23. Hukuk Dairesi 2014/10439 E. , 2015/5867 K.
"İçtihat Metni"MAHKEMESİ : İstanbul 6. Asliye Ticaret Mahkemesi
TARİHİ : 24/12/2013
NUMARASI : 2013/55-2013/339
Taraflar arasındaki tazminat davasının yapılan yargılaması sonunda ilamda yazılı nedenlerden dolayı davanın kabulüne yönelik olarak verilen hükmün süresi içinde davalı vekilince temyiz edilmesi üzerine dosya incelendi, gereği konuşulup düşünüldü.
- K A R A R -
Davacı vekili, müvekkili İstanbul Büyükşehir Belediyesine ait olan işletimi müvekkili şirket uhdesinde bulunan "H.. A. Kabul Tesisinin" yapılan ihaleler sonucunda 22.05.2006-11.05.2009 tarihleri arasında davalı şirket tarafından işletildiğini, tesis işletmesinde çalıştırılmak üzere işe alınan işçilerin iş akitlerinin 11.05.2009 tarihinde davalı şirket tarafından feshedilmesi üzerine işçiler tarafından işçilik alacaklarının tahsili amacıyla açılan davaları sonucunda verilen kararların kesinleştiğini bu kararlara dayalı olarak Fatih 3. İcra Müdürlüğünce ilamın icra takibine geçildiğini ve 23.10.2012 tarihinde müvekkili tarafından bu dosya için toplamda 281.505,32 TL tutarında ödemede bulunulduğunu, takibe dayanak ilamlarda müvekkili şirket ile davalı şirketin müştereken ve müteselsilen sorumluluklarına hükmedildiğini, bu nedenle ödenen işçilik hakları için müvekkilinin davalıya rücu hakkının bulunduğunu, kesin teminatın irad kaydedilmesi ve cari hesap alacağının mahsubundan sonra bakiye 183.700,00 TL"nin ödenmesi hususunda davalının ihtar edilmesine rağmen ödemede bulunulmadığını ileri sürerek, 180.000,00 TL alacağın 23.10.2012 ödeme tarihinden itibaren yürütülecek avans faizi ile birlikte davalıdan rücuen tahsiline karar verilmesin talep ve dava etmiştir.

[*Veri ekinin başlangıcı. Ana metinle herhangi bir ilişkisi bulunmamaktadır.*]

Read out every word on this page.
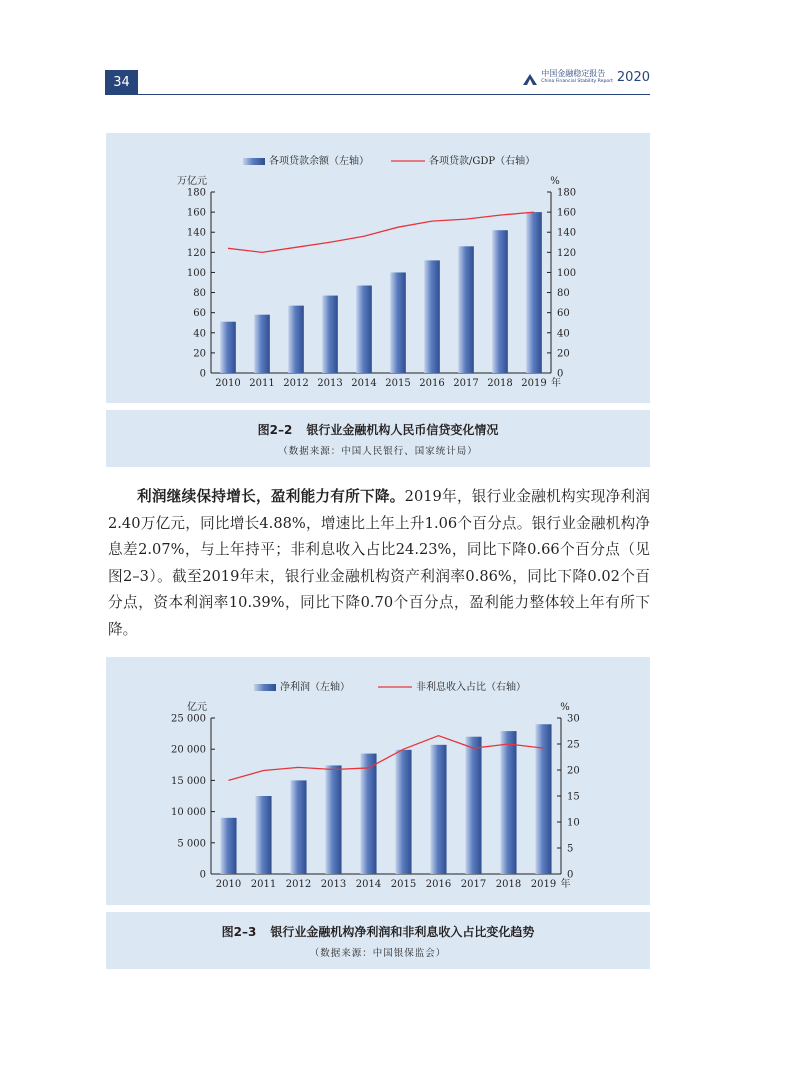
34
中国金融稳定报告
China Financial Stability Report 2020
各项贷款余额（左轴）	各项贷款/GDP（右轴）
万亿元	%
0
20
40
60
80
100
120
140
160
180
0
20
40
60
80
100
120
140
160
180
2010 2011 2012 2013 2014 2015 2016 2017 2018 2019 年
图2–2 银行业金融机构人民币信贷变化情况
（数据来源：中国人民银行、国家统计局）

利润继续保持增长，盈利能力有所下降。2019年，银行业金融机构实现净利润2.40万亿元，同比增长4.88%，增速比上年上升1.06个百分点。银行业金融机构净息差2.07%，与上年持平；非利息收入占比24.23%，同比下降0.66个百分点（见图2–3）。截至2019年末，银行业金融机构资产利润率0.86%，同比下降0.02个百分点，资本利润率10.39%，同比下降0.70个百分点，盈利能力整体较上年有所下降。

净利润（左轴）	非利息收入占比（右轴）
亿元	%
0
5 000
10 000
15 000
20 000
25 000
0
5
10
15
20
25
30
2010 2011 2012 2013 2014 2015 2016 2017 2018 2019 年
图2–3 银行业金融机构净利润和非利息收入占比变化趋势
（数据来源：中国银保监会）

Davalı vekili, müvekkilinin şirketin davacı şirketin alt işvereni olduğunu, yapılan işle ilgili 26 işçinin çalıştırıldığını, işçilerle yapılan iş sözleşmelerinin de belirli süreli olduğunu, ancak 29.05.2009 tarihli açık ihale usulünde ihaleyi başka bir firmanın alması neticesinde müvekkili şirketin işten el çektirildiğini, müvekkili ile belirli süreli iş sözleşmesi imzalayan işçilerin iş akitlerinin davacı şirket tarafından feshedildiğinden tazminat sorumluluğunun da müvekkili şirkete ait olmayıp işyerini devralan davacı şirkete ait olduğunu, iş mahkemesinin müşterek sorumluluk kararlarının şirketler arasında ödeme yükümlülüğünü doğurmayacağını savunarak, davanın reddini istemiştir.
Mahkemece iddia, savunma ve tüm dosya kapsamına göre; taraflar arasında bağıtlanan sözleşmenin 36. maddesi gereğince ve rücu ile ilgili bir düzenleme bulunmadığından BK"nın 166 ve 167. maddeleri doğrultusunda, işçilerin özlük hakları konusunda 4857 sayılı Kanun"un 2/6 maddesine göre sorumlu olan üst işveren davacının, ödemiş olduğu tazminat bedellerini kesinleşmiş yargı kararları ile işçilere karşı sorumluluğu belirlenmiş bulunan davalıdan rücuen isteyebileceği gerekçesiyle, davanın kabulüne karar verilmiştir.
Kararı, davalı vekili temyiz etmiştir.
Dosyadaki yazılara, kararın dayandığı delillerle gerektirici sebeplere, delillerin takdirinde bir isabetsizlik bulunmamasına göre, davalı vekilinin temyiz itirazları yerinde görülmemiştir.
SONUÇ: Yukarıda açıklanan nedenlerle, davalı vekilinin tüm temyiz itirazlarının reddiyle usul ve kanuna uygun bulunan hükmün ONANMASINA, aşağıda yazılı onama harcının temyiz edenden alınmasına, kararın tebliğinden itibaren 15 gün içerisinde karar düzeltme yolu açık olmak üzere, 14.09.2015 tarihinde oybirliğiyle karar verildi.